The Join interface contains two methods:

void join(Relation relation1, int joinAttribute1, Relation relation2, int joinAttribute2, Consumer<Tuple> consumer)

This method performs the actual join of relation1 and relation2. This is an equi-join with the join-condition that joinAttribute1 (attribute index) of tuples of relation1 should equal joinAttribute2 (attribute index) of tuples of relation2. For every resulting tuple, the consumer should be called exactly once with the resulting tuple.

int getIOEstimate(Relation relation1, Relation relation2)

This method should give an estimate of the IO costs that should be expected when joing the relations relation1 and relation2.

Helper classes

We provide helper classes for the following two common cases:

  • you want to read a relation tuple by tuple.
  • you want to write tuples to a relation.

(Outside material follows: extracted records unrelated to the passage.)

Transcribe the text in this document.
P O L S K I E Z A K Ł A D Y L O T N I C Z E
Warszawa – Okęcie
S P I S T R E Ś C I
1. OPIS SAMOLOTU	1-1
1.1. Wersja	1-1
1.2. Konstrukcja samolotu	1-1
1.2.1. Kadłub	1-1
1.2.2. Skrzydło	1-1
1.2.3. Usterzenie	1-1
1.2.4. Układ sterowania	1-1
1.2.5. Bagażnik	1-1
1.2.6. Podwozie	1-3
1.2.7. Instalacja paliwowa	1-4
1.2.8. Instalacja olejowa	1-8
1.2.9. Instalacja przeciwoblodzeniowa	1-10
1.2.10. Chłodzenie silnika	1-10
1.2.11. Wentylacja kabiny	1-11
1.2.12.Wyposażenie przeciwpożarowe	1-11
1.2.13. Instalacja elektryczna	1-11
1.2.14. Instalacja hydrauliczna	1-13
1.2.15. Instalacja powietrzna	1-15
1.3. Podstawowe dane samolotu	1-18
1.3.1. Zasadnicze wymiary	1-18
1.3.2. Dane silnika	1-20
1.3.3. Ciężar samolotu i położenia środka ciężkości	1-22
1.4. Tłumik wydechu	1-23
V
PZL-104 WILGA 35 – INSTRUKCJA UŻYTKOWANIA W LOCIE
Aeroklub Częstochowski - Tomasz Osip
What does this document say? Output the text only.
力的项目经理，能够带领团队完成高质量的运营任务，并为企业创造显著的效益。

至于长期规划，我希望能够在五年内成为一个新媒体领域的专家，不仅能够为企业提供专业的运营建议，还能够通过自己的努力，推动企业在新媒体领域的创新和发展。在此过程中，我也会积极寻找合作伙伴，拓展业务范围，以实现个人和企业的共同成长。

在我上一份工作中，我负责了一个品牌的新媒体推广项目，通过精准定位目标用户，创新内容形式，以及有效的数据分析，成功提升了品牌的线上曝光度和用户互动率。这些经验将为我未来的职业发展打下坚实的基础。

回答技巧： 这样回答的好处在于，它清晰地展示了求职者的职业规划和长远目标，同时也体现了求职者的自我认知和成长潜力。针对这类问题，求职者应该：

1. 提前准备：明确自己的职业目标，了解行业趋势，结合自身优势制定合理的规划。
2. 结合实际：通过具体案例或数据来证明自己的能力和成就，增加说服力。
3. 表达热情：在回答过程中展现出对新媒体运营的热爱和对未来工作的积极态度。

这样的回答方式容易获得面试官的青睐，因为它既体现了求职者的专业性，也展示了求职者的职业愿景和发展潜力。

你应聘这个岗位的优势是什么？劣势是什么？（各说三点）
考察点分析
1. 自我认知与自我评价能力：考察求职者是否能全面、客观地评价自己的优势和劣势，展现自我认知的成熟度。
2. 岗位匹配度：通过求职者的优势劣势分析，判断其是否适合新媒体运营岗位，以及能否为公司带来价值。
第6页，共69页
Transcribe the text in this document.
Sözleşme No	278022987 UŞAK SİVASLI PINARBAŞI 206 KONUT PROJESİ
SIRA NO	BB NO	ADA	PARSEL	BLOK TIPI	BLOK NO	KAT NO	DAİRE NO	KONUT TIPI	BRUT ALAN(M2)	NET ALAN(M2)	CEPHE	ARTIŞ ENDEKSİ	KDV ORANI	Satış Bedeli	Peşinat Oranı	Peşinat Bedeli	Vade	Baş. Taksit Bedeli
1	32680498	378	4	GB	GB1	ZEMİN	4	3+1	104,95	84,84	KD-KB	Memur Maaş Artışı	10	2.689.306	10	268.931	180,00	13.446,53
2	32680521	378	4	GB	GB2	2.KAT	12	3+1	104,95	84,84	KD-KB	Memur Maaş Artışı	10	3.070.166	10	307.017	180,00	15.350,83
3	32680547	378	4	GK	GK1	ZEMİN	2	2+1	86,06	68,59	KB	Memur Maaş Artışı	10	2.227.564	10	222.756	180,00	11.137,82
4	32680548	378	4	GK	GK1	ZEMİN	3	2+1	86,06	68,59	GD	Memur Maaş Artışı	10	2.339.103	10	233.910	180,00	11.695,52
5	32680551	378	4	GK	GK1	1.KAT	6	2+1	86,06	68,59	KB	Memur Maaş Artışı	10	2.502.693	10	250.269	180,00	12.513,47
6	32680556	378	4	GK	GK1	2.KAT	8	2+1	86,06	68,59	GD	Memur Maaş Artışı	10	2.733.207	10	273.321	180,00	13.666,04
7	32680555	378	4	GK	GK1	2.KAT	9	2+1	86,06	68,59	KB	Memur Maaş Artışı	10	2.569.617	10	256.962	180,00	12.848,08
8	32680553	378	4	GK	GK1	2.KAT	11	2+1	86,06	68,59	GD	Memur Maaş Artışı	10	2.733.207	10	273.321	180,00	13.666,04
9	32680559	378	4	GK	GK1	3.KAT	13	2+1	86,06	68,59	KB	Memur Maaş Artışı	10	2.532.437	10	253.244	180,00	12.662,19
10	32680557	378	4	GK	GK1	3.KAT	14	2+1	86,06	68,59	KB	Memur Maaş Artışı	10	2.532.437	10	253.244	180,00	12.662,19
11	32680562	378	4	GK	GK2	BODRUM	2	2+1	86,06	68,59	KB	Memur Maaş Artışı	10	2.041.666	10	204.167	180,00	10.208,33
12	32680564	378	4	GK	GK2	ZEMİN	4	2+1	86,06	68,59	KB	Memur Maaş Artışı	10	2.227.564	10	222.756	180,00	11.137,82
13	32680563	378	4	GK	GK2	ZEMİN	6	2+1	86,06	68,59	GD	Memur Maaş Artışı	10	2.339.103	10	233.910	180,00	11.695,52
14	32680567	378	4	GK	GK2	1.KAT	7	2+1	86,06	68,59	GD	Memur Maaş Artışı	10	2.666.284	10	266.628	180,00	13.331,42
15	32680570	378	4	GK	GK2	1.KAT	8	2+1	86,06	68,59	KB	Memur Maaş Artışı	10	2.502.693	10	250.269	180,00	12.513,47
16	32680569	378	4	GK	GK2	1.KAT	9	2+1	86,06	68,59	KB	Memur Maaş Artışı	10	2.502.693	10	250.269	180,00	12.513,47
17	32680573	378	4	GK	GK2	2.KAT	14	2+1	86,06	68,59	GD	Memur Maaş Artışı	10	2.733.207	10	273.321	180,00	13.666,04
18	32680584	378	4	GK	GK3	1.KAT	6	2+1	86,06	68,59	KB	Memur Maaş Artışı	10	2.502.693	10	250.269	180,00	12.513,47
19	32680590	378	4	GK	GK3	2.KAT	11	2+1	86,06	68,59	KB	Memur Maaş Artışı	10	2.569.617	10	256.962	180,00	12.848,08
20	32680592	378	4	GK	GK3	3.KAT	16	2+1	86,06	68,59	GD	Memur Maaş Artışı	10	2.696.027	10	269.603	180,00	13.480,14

In both cases you usually would have to make manually sure that you pin the appropriate blocks before you access the blocks and unpin them afterwards. The two helper classes join.helper.PinningTupleIterator and join.helper.PinningOutputTarget will take care of the block pinning and unpinning for you. In some cases, you might need more fine-grained control of the pinning of blocks, where you still have to do the pinning and unpinning manually and cannot rely on those helper classes. Make sure to call close() on both iterators, once you are done reading/writing (otherwise blocks might stay pinned unexpectedly).